Apurando o olhar para a situação, não é difícil perceber que o que se configura é uma nova versão da indústria da seca. E esse processo exclui a população de participar da construção de soluções para seus problemas, desvalorizando seu conhecimento e privilegiando pessoas e/ou grupos que não são as famílias agricultoras do Semiárido.
“O desejo e a decisão do Governo Federal de levar água potável na perspectiva da universalização às famílias esparsas do Semiarido, é uma decisão politica e estratégica nunca antes vista e de altíssimo significado. Contudo, avaliamos equivocada a opção de fazê-lo reeditando aspectos dos processos de combata à seca, sob a alegação de fazê-lo com mais rapidez. Meses a mais ou a menos, não justificam este posicionamento”, opina o coordenador executivo da Articulação no Semi-Árido (ASA) pela Bahia, Naidison Baptista.
Quando as organizações da sociedade civil que formam a ASA se contrapõem às cisternas de plástico é porque elas, que conhecem de perto a história política, econômica, social e cultural da região, têm consciência de que primar simplesmente pelo prazo significa perder um processo rico e complexo de construção de cidadãos e cidadãs. Um processo com uma força enorme que revigora o tecido social, valorizando as pessoas no local de sua moradia e contribuindo com a elevação da sua autoestima através do resgate e respeito ao seu universo cultural.
Nos processos de democratização do acesso à água, desencandeados pela sociedade civil organizada através da ASA, foram envolvidas mais de 370 mil famílias, 12 mil pedreiros, cerca de cinco mil organizações da sociedade civil e centenas de estabelecimentos comerciais locais.

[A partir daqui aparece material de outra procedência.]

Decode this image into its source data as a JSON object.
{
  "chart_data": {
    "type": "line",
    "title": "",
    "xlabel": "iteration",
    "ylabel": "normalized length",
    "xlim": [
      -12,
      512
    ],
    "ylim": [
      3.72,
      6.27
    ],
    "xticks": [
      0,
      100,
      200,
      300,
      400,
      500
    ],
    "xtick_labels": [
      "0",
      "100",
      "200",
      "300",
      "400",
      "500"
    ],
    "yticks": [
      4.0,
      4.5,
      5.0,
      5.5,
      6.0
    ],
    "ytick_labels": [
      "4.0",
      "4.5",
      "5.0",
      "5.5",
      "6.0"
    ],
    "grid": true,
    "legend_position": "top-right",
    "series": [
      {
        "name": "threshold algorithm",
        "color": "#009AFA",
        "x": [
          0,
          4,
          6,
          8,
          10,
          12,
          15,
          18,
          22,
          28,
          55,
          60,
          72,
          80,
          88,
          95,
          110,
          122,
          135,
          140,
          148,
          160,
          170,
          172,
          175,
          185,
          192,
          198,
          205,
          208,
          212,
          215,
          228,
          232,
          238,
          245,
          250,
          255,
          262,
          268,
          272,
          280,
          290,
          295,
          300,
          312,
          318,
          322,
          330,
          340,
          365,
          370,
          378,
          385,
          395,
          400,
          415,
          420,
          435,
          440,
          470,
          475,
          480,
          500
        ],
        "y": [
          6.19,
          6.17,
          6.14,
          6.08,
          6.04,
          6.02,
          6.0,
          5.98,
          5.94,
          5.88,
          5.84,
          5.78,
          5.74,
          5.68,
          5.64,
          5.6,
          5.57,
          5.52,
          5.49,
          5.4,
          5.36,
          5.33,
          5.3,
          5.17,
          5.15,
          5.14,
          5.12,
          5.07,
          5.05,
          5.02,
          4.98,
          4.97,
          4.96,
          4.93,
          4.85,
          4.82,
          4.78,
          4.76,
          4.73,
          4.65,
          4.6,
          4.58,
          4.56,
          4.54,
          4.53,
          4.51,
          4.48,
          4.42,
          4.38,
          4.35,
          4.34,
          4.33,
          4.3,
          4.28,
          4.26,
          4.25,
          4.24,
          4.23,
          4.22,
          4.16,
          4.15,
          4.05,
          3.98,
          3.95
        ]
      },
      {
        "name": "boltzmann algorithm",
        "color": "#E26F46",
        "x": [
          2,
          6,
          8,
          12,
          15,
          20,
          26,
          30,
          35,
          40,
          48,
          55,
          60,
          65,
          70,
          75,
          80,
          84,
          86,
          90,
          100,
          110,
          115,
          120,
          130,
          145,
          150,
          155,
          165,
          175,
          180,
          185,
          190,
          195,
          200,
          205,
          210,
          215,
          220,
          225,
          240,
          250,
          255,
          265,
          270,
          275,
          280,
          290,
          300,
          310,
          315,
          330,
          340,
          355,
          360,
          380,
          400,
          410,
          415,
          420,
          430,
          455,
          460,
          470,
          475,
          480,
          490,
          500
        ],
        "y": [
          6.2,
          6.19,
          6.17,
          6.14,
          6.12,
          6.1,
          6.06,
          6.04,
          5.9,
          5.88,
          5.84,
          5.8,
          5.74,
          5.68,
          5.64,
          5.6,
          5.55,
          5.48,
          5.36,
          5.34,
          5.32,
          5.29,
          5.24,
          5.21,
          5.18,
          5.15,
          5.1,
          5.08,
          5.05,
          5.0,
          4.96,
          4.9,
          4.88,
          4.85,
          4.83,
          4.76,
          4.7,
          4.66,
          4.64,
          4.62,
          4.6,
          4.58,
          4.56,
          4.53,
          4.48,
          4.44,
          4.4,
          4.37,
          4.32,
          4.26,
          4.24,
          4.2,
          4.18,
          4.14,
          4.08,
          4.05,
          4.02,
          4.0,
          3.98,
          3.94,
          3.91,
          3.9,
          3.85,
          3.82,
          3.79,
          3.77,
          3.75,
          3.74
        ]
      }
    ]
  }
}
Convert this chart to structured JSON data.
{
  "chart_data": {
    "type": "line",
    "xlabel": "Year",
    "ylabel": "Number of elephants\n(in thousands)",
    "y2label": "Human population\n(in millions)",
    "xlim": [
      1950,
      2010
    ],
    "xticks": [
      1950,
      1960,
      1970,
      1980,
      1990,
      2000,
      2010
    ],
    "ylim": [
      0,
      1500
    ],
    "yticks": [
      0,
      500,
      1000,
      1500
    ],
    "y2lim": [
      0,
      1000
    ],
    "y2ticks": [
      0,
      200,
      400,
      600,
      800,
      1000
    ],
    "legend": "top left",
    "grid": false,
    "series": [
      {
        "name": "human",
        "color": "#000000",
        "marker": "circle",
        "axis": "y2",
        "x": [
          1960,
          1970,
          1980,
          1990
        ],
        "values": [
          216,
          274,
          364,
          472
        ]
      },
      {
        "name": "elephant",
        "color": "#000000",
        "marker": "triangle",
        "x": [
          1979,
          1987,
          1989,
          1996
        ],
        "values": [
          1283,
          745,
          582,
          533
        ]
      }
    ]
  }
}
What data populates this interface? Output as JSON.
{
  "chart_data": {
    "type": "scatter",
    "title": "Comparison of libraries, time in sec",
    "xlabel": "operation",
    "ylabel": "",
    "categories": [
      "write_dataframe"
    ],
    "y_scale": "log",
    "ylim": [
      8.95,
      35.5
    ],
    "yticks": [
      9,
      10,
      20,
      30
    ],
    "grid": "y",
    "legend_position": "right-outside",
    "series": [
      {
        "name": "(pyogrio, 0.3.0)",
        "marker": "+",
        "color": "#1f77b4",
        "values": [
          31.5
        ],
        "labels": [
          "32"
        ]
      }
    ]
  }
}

Todas estas pessoas e organizações se tornaram protagonistas de um desenvolvimento gerado de dentro para fora, capaz de possibilitar significativas mudanças nas suas vidas e das comunidades às quais pertencem. Através das cisternas, se alcançam outras conquistas cidadãs, como a organização comunitária, a geração de renda, a dinamizacão das economias locais e a valorização das relações econômicas, culturais e sociais da própria região.
Enquanto sociedade, a pergunta que precisamos fazer é: qual o modelo que queremos fortalecer – aquele de uma sociedade pautada em oportunidades de lucro a todo custo, cuja lógica do mercado é que irá determinar as decisões? Ou de uma sociedade baseada em valores como a busca da autonomia, do crescimento endógeno, da partilha da água e das riquezas? Queremos alimentar processos de dependência ou de protagonismo de pessoas e comunidades?
As cisternas de placas de cimento construídas com a participação das famílias possibilitam a construção de cidadania para quem as têm no quintal de casa. O acesso à água de qualidade passa a ser um direito conquistado. O processo, que se materializa com a cisterna, representa a gestação de outro modelo de sociedade numa região que sempre foi massacrada pelos interesses escusos de pessoas e grupos sem compromisso com o bem comum.
E as consequências desta mudança local se esparramam muito além dos limites do território do Semiárido, alcançando também quem vive em grandes centros urbanos de outras regiões do país. E sabe por quê? Porque permitir condições efetivas de construção de cidadania é enfrentar a miséria pela causa.